The Japan Aerospace Exploration Agency (JAXA) and public broadcaster NHK have succeeded in capturing the world's first high-definition video of the moon taken from lunar orbit. The 8x time-lapse video was shot using an HDTV camera aboard the KAGUYA lunar explorer, a.k.a. SELENE (SELenological and ENgineering Explorer), while in orbit 100 kilometers (62 miles) above the lunar surface.
JAXA has posted an online version of the video, which is divided into two parts. The first part was shot on west side of the Ocean of Storms as the explorer moved from south to north, and the second part was shot from a location north of the Ocean of Storms (Oceanus Procellarum) as the explorer moved toward the north pole. The footage was taken on October 31.

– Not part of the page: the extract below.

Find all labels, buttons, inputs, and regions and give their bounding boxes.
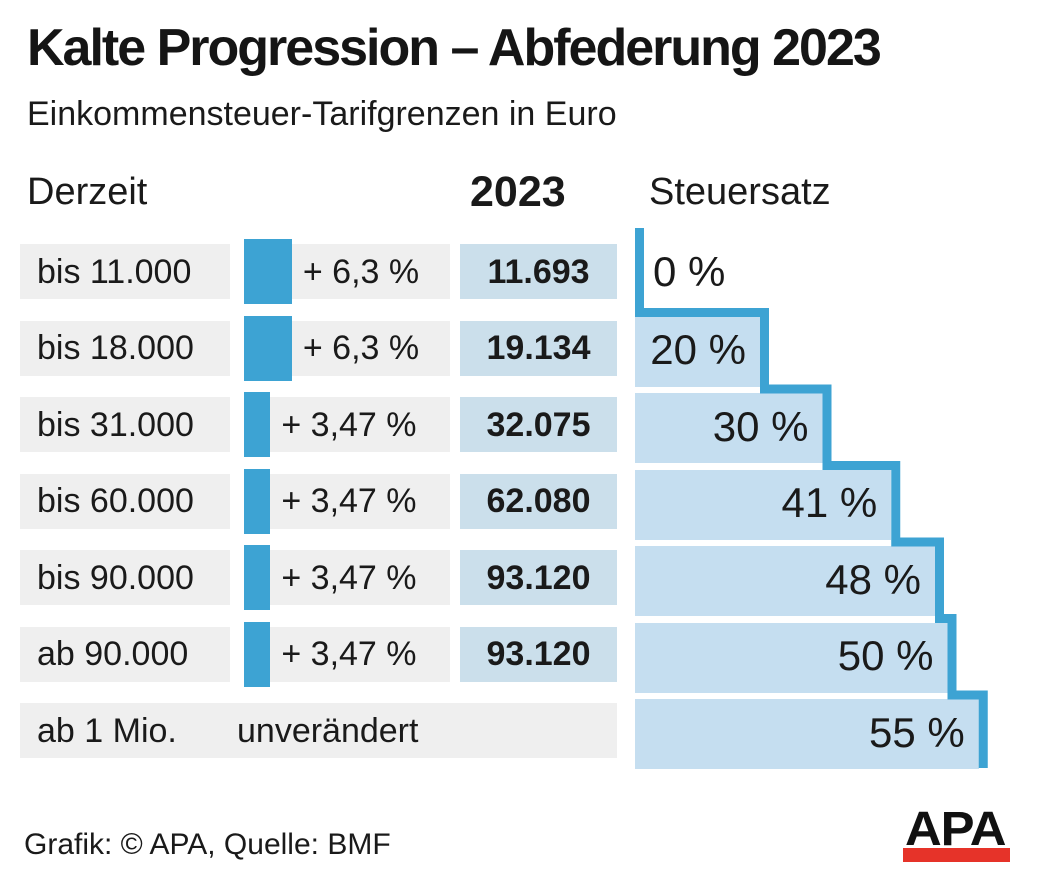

Here are a few stills from the video...
This still was taken from the first part of the video, which was shot on the west side of the Ocean of Storms as KAGUYA moved from south to north. The dark area on the right side of the screen is the "ocean," and the bright area on the left is called the "highland."
This still, which also shows the west side of the Ocean of Storms, was taken from the end of the first part of the video. The Repsold crater, which measures 107 kilometers (66 miles) across, is visible in the center of the image, near the bottom.
This still, taken from the second part of video, shows an area north of the Ocean of Storms, near the north pole. At this high latitude, the low-angle sunlight casts long shadows in the craters.
The online video does not include the much-anticipated shot of the earth rising over the lunar horizon, but perhaps NHK is saving it for when they broadcast the footage in its full, high-definition glory.